Czy kiedykolwiek zdarzyło Ci się przypadkowo wprowadzić nieprawidłowe hasło na komputerze i zauważyłeś, że odpowiedź zajmuje kilka chwil w porównaniu z wprowadzeniem prawidłowego? Dlaczego? Dzisiejszy post z pytaniami i odpowiedziami dla SuperUser zawiera odpowiedź na ciekawe pytanie czytelnika.
Dzisiejsza sesja pytań i odpowiedzi przychodzi do nas dzięki uprzejmości SuperUser — pododdziału Stack Exchange, społecznościowej grupy witryn internetowych z pytaniami i odpowiedziami.

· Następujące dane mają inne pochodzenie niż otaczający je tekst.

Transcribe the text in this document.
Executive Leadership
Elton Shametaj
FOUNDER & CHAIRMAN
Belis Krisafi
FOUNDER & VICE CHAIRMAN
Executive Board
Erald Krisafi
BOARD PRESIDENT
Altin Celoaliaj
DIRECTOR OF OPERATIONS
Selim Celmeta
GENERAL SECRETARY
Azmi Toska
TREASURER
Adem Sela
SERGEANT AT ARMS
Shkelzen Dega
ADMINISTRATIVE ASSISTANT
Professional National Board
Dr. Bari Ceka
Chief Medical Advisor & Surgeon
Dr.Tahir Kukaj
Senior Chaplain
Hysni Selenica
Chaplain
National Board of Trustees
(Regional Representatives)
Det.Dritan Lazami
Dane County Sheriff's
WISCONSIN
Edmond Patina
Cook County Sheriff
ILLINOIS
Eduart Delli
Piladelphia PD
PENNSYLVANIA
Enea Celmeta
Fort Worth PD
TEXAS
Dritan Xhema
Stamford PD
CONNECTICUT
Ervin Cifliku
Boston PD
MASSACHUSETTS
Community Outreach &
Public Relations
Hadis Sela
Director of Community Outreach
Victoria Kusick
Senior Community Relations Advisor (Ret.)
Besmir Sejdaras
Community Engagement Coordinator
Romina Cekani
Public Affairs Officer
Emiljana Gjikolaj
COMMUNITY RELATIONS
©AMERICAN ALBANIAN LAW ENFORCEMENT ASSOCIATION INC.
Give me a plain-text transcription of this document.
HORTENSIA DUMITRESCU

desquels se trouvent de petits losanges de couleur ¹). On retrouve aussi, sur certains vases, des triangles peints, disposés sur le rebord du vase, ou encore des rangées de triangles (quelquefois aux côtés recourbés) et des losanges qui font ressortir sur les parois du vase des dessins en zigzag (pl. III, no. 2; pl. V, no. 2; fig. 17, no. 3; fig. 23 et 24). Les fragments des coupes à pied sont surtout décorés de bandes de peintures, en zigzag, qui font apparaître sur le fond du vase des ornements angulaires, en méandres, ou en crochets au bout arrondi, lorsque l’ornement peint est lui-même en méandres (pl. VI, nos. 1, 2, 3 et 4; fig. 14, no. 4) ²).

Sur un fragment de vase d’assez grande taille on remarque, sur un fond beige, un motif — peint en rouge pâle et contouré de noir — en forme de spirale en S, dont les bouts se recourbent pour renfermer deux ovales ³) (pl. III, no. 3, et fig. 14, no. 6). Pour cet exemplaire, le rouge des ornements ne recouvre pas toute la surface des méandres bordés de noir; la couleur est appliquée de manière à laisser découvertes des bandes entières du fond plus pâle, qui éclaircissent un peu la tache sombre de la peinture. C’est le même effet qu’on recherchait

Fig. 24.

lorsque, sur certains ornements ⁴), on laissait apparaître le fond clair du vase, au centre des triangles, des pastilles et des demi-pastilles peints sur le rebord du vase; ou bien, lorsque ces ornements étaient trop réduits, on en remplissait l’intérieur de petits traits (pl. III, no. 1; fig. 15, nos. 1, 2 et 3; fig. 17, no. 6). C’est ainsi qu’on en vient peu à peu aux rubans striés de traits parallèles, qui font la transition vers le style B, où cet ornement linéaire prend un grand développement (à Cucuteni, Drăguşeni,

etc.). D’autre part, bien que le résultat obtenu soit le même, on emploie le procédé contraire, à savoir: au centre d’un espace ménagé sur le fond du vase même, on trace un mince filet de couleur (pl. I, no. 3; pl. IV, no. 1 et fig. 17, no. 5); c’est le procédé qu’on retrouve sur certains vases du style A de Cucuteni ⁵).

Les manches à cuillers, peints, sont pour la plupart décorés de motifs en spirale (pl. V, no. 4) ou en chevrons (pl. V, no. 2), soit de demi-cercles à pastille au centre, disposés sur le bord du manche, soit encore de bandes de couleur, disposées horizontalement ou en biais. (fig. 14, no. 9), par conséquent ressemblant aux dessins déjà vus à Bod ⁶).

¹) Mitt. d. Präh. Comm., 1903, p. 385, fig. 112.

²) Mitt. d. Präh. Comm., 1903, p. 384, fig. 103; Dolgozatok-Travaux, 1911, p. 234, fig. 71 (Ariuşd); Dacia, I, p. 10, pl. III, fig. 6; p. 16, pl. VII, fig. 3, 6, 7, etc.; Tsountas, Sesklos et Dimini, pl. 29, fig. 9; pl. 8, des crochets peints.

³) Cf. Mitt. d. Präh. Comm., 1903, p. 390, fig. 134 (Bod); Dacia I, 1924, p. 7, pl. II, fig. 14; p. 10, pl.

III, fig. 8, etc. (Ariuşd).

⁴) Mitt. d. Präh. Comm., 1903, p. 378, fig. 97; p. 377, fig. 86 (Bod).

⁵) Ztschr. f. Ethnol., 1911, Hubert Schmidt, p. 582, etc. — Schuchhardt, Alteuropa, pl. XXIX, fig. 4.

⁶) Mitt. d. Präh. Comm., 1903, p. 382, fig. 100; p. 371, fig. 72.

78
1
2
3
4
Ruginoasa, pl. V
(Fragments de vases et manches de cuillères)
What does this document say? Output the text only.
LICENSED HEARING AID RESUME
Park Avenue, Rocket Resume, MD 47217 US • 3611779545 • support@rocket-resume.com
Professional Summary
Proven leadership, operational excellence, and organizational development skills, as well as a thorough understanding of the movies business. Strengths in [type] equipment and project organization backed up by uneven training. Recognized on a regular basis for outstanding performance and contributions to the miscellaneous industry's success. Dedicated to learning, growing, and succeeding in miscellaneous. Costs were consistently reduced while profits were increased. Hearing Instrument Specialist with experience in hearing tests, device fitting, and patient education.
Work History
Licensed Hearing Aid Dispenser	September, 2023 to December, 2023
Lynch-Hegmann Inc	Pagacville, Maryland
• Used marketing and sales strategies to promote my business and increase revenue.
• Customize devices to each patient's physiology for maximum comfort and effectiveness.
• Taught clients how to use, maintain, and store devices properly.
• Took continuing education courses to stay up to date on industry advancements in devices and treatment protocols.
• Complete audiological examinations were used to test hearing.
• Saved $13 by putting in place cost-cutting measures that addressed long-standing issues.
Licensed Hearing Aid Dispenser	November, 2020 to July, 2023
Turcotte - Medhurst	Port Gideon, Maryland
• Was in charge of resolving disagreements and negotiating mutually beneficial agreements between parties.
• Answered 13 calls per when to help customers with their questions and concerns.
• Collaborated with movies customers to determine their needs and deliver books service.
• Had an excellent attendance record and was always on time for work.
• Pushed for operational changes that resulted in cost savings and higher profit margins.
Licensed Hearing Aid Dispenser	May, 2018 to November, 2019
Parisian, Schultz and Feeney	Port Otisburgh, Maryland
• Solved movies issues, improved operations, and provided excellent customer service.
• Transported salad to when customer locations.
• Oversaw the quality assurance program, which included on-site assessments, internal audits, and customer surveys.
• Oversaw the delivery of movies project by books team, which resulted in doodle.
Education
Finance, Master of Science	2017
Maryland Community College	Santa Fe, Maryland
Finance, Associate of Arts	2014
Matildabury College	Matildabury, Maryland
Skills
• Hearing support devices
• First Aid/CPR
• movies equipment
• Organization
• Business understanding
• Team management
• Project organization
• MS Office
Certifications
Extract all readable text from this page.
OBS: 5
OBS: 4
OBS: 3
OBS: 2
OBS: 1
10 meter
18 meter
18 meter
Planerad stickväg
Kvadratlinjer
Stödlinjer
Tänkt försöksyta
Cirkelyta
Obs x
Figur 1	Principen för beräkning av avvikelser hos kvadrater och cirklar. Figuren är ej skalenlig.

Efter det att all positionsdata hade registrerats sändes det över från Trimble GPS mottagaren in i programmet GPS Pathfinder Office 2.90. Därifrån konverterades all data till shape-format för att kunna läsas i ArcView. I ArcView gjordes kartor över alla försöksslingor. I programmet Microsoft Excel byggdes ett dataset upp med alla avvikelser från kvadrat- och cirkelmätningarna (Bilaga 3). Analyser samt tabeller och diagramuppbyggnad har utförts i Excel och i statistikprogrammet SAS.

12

Zrzut ekranu dzięki uprzejmości sully213 (flickr).
Pytanie
Czytnik SuperUser user3536548 chce wiedzieć, dlaczego w przypadku wprowadzenia nieprawidłowego hasła czas odpowiedzi wydłuża się:
Gdy wprowadzisz hasło i jest ono poprawne, czas odpowiedzi jest praktycznie natychmiastowy. Ale kiedy wprowadzisz nieprawidłowe hasło (przez przypadek lub zapomniałeś poprawnego), mija trochę czasu (10-30 sekund), zanim odpowie, że hasło jest nieprawidłowe.
Dlaczego tak długo (względnie) trwa stwierdzenie, że hasło jest nieprawidłowe? To zawsze przeszkadzało mi przy wprowadzaniu niepoprawnych haseł w systemach Windows i Linux (zwykłe i oparte na maszynach wirtualnych). Nie jestem pewien co do Mac OSX, ponieważ nie pamiętam, czy jest taki sam (minęło trochę czasu, odkąd ostatnio używałem Maca).
Pytam w kontekście użytkownika logującego się do systemu fizycznie na miejscu, a nie przez SSH, który mógłby używać nieco innych mechanizmów do logowania (sprawdzania poświadczeń).
Dlaczego czas odpowiedzi jest dłuższy, gdy wprowadzisz nieprawidłowe hasło?
Odpowiedź
Współtwórca SuperUser Michael Kjorling ma dla nas odpowiedź:
Dlaczego tak długo (względnie) trwa stwierdzenie, że hasło jest nieprawidłowe?
To nie. Albo raczej komputer nie potrzebuje więcej czasu, aby stwierdzić, że twoje hasło jest niepoprawne w porównaniu do tego, czy jest poprawne. Praca związana z komputerem jest w idealnym przypadku dokładnie taka sama. Każdy schemat weryfikacji hasła, który zajmuje inny czas w zależności od tego, czy hasło jest poprawne, czy niepoprawne, może zostać wykorzystany do uzyskania wiedzy o haśle, nawet niewielkiej, w krótszym czasie, niż miałoby to miejsce w innym przypadku.
Opóźnienie jest sztucznym opóźnieniem, które sprawia, że wielokrotne próby uzyskania dostępu za pomocą różnych haseł są niewykonalne, nawet jeśli masz pewne pojęcie o tym haśle, a automatyczna blokada konta jest wyłączona (co powinno być w większości scenariuszy, ponieważ w przeciwnym razie pozwoliłoby na trywialna odmowa usługi przeciwko arbitralnemu kontu).
Ogólnym terminem dla tego zachowania jest tarpitowanie. Chociaż artykuł w Wikipedii mówi więcej o tarpitingu usług sieciowych, koncepcja jest ogólna. Stara Nowa Rzecz nie jest też oficjalnym źródłem, ale artykuł „Dlaczego odrzucenie nieprawidłowego hasła trwa dłużej niż zaakceptowanie prawidłowego?” mówi o tym (pod koniec artykułu).
Masz coś do dodania do wyjaśnienia? Dźwięk w komentarzach. Chcesz przeczytać więcej odpowiedzi od innych doświadczonych technologicznie użytkowników Stack Exchange? Sprawdź pełny wątek dyskusji tutaj.